Boris’s resignation honours are the latest in more than 100 years of corruption and cronyism
The honours system is as broken as just about every other system in this country, and has been for more than a century, writes Guy Walters
Somewhat charmingly, the Cabinet Office has a website in which it invites people to “nominate someone amazing for a national honour”. The honours system, the site tells us, “Celebrates the people who go above and beyond to change the world around them for the better”. These are people, the Cabinet Office claims, who have “gained the respect of their peers” and “displayed moral and physical courage”.
You do not have to be immensely cynical to find it hard to reconcile the stated purpose of the honours system with how it works in reality. Take, for example, the honours list of Boris Johnson, who resigned on Friday in a manner that can described as considerably less than “honourable”, let alone “amazing”. Like the former PM himself, whose departure along with two of his allies has already triggered three by-elections and created an enormous headache for his party, it is difficult when looking at his list to find the “respect”, “morality”, and certainly “courage”.
In truth, the honours system is as broken as just about every other system in this country, and it has been for more than a century. Far from being a mechanism to reward the “amazing”, it instead gives defunct prime ministers the ability to dole out the ermine robes to their biggest toadies, and to give gongs to those who have given them sacksful of cash. Fundamentally, it is a reward system for those with the very brownest of noses.
Most historians agree that the rot started 101 years ago, with the resignation honours list of David Lloyd George, who was accused of simply having sold honours as brazenly as a market stall greengrocer. His agent for this enterprise was a shady theatrical producer with the unlikely name of Maundy Gregory, who charged £10,000 – worth some £600,000 today – for a knighthood and £40,000 – nearly £2.5 million – for a baronetcy.
The whole affair smelled so bad that the Honours (Prevention of Abuses) Act was passed in 1925, although Gregory was to continue hawking his wares to those desperate for a coronet or a K. In 1933, he was found guilty under the new Act, and was imprisoned for two months and fined £50 – about £3,500 today.
And then there was the “Lavender List” which, despite sounding like the membership roster for some society of clandestine deviants, was, in fact, the name popularly given to Harold Wilson’s controversial resignation honours list, which was apparently drafted by his aide Marcia Williams – later to be Lady Falkender – who some maintained was Wilson’s mistress.
Named after the colour of the paper on which she wrote it, the lavender list was problematic not least because it was felt that Williams was overly influential in its drafting, but also because so many of those on it seemed so unworthy.
One of them was Eric Miller, whose property companies were widely thought at the time to be as dodgy as hell.
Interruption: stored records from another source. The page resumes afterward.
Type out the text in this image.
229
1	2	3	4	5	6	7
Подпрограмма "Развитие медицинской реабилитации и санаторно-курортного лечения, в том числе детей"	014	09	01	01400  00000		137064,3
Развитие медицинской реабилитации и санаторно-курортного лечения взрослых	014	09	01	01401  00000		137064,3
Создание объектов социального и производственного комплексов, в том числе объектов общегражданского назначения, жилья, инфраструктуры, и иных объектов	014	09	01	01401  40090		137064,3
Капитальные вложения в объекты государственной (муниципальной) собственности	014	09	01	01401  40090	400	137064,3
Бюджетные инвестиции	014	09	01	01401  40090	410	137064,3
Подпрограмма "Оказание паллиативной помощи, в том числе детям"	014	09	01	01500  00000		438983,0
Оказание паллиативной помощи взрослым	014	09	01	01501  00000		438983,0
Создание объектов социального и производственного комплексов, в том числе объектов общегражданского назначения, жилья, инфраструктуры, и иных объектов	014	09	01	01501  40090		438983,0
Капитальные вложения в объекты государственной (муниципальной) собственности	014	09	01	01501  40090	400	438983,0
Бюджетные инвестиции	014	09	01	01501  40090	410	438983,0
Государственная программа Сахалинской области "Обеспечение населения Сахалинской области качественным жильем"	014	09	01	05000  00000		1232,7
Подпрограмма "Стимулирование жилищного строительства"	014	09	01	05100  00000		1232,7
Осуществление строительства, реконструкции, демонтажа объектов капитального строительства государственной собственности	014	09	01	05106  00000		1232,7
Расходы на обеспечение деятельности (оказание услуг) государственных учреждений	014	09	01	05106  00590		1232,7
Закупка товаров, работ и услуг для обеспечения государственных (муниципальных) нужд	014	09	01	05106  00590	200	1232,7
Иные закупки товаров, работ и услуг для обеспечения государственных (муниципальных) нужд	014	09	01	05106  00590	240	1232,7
All that mattered was that he was a Labour Party donor, and that ensured he got a nice knighthood. It surprised nobody that a year later that the fraud squad were on to him, and Sir Eric would shoot himself in September 1977.
Then there was businessman Joseph Kagan, who had made a fortune from the waterproof material Gannex that was used to make the trademark raincoats worn by Harold Wilson. Kagan got put into the Lords, and just four years later, he was found guilty of theft and got put into prison.
Although Wilson was out of office when the scandal erupted, one of his successors as a Labour prime minister would find himself in boilingly hot water over handing out honours when he was still at Number 10. In 2006, Tony Blair was questioned by the police, who were investigating whether his nomination of four stinkingly rich businessmen for peerages had in fact broken the law.
The rat was smelt when it was revealed that the four men had donated £5 million to the Labour Party, and it very much looked to many that Blair was simply doing a Lloyd George. Over 130 people were questioned, with Labour’s chief fundraiser, Lord Levy, even being arrested for conspiracy to pervert the course of justice. Ultimately, no charges were ever brought, but the four men were never to get their seats in Lords, which must have made them feel like their millions were somewhat wasted.
David Cameron’s resignation list in 2016 would set the tone, which was copied by Boris Johnson on Friday: reward just about everybody who ever walked through the front door of Number 10, including (almost) the cat. It seemed that every assistant changer of light bulbs was given an MBE, with even the prime minister’s wife’s stylist given an OBE.
However, it is not just gongs given by outgoing prime ministers that have raised eyebrows, but also those given – in the past – by the incoming king. In 2016, the then-Prince Charles gave a CBE to a billionaire businessman called Mahfouz Marei Mubarak bin Mahfouz. When it emerged that the Saudi had donated millions to some of Charles’s pet restoration projects, it very much looked like another case of dosh for gongs.
The man currently in the spotlight for arranging things is Charles’s former aide Michael Fawcett, although it should be stressed that the Crown Prosecution Service, despite indicating that it would make a decision at the end of last year, has still not announced whether it intends to take Fawcett to court.
Ultimately, the more scandal that gets attached to the honours system, and the dirtier the whole shameful thing becomes, the less desirable honours will become.